Presumably, one expected type of image with high GNA and low GPA from our severely depressed participants is Figure 9c, which is dark and essentially colorless. This image strongly differs from Figure 9d, even when both have similar values of GPA (GPAc=46; GPAd=41) and GNA (GNAc=15, GNAd=10). Taking all of these aspects into account, using machine learning approaches for classifying these sorts of images is not trivial.
In most related work, the challenge associated with using complete datasets from the day-to-day lives of users has not been accounted for since datasets generally originate from homogeneous groups (e.g., online communities for depression support) or commonly used hashtags on SNS (e.g., #depression).

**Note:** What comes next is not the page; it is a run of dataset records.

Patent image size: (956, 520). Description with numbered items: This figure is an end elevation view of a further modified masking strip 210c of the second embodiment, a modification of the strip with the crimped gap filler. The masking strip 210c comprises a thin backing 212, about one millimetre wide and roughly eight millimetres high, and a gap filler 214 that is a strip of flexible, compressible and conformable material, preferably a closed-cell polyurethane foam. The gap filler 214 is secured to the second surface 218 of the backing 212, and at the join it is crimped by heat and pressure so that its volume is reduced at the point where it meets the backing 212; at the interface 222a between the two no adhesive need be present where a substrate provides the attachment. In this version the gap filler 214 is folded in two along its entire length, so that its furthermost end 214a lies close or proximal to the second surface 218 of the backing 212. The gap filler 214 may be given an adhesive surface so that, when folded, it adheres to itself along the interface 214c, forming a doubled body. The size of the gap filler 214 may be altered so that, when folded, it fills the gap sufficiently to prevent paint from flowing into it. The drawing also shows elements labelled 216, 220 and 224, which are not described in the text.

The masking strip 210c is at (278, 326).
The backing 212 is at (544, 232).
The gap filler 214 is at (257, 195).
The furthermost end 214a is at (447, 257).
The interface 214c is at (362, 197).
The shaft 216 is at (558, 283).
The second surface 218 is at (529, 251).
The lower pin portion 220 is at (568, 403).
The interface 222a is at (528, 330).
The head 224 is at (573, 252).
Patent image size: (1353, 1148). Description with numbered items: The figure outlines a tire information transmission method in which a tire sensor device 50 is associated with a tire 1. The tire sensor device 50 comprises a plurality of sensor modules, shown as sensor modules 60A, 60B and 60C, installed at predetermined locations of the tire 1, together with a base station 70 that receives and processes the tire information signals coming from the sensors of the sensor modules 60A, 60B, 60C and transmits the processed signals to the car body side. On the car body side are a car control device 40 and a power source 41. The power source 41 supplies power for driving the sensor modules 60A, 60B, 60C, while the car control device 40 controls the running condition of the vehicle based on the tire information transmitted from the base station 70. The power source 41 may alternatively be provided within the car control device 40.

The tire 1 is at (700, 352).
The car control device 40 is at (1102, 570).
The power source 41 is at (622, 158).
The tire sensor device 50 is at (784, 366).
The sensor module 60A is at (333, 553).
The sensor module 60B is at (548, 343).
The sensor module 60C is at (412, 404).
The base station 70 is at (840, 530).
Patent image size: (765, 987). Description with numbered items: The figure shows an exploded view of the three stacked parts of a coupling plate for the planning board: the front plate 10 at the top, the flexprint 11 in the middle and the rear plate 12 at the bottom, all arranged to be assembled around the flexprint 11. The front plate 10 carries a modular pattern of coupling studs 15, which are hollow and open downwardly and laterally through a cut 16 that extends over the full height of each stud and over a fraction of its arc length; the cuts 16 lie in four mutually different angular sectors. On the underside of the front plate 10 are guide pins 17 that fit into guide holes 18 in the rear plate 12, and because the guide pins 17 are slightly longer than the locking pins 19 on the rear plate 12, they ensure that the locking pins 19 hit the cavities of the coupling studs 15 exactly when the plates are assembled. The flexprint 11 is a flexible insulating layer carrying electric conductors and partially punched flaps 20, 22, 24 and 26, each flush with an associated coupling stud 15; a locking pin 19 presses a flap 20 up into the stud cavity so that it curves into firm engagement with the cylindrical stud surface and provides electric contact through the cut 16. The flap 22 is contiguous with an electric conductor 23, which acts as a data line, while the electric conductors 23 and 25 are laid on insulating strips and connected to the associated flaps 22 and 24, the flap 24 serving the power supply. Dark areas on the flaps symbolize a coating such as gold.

Since posts can have similar characteristics stated from the moment that they are posted, much more homogeneous data within target classes can be obtained, and higher variations between classes can have a significant positive impact on the performance of machine learning approaches. As we have seen in this work, having a more diverse dataset has a negative impact on the performance, especially due to the size of the dataset.
6.2 Limitations and Scope
One limitation of the present study is the quantity of data collected. For the statistical and machine learning approaches, it is highly beneficial to have large datasets (in this case, posts and users) to be able to yield better results. Therefore, this study could have benefited from a larger sample of users over a longer period.
7 Conclusion
We presented an analysis of posts collected in the wild from users of Instagram. From our results, we can conclude that identifying depressive moods from Instagram posts can be challenging since participants typically post about their inner states as much as about their interests, preferences, hobbies, or even memes.
Images do not necessarily relate to feelings or emotions, but may also be associated with situations and interpersonal strategies (e.g., social status). The results of this work can be summarized as follows: some behaviors can be potentially used to discriminate depressed from nondepressed users, such as the time of posting and the hue color of the images.
The in-the-wild nature of this study yielded ecologically valid results, but further user context could be useful for adequate results in classification. As seen when merged with other datasets, our dataset noisy.
Future work includes collecting more data from more participants and over a longer period, performing experiments with different combinations of information gathered from posts such as text, images, and perhaps additional context such as filters or location.
Also, we suggest creating subcategories of images such as people, locations, pets, or other predefined categories, which could help increase classification performance, but with additional overhead.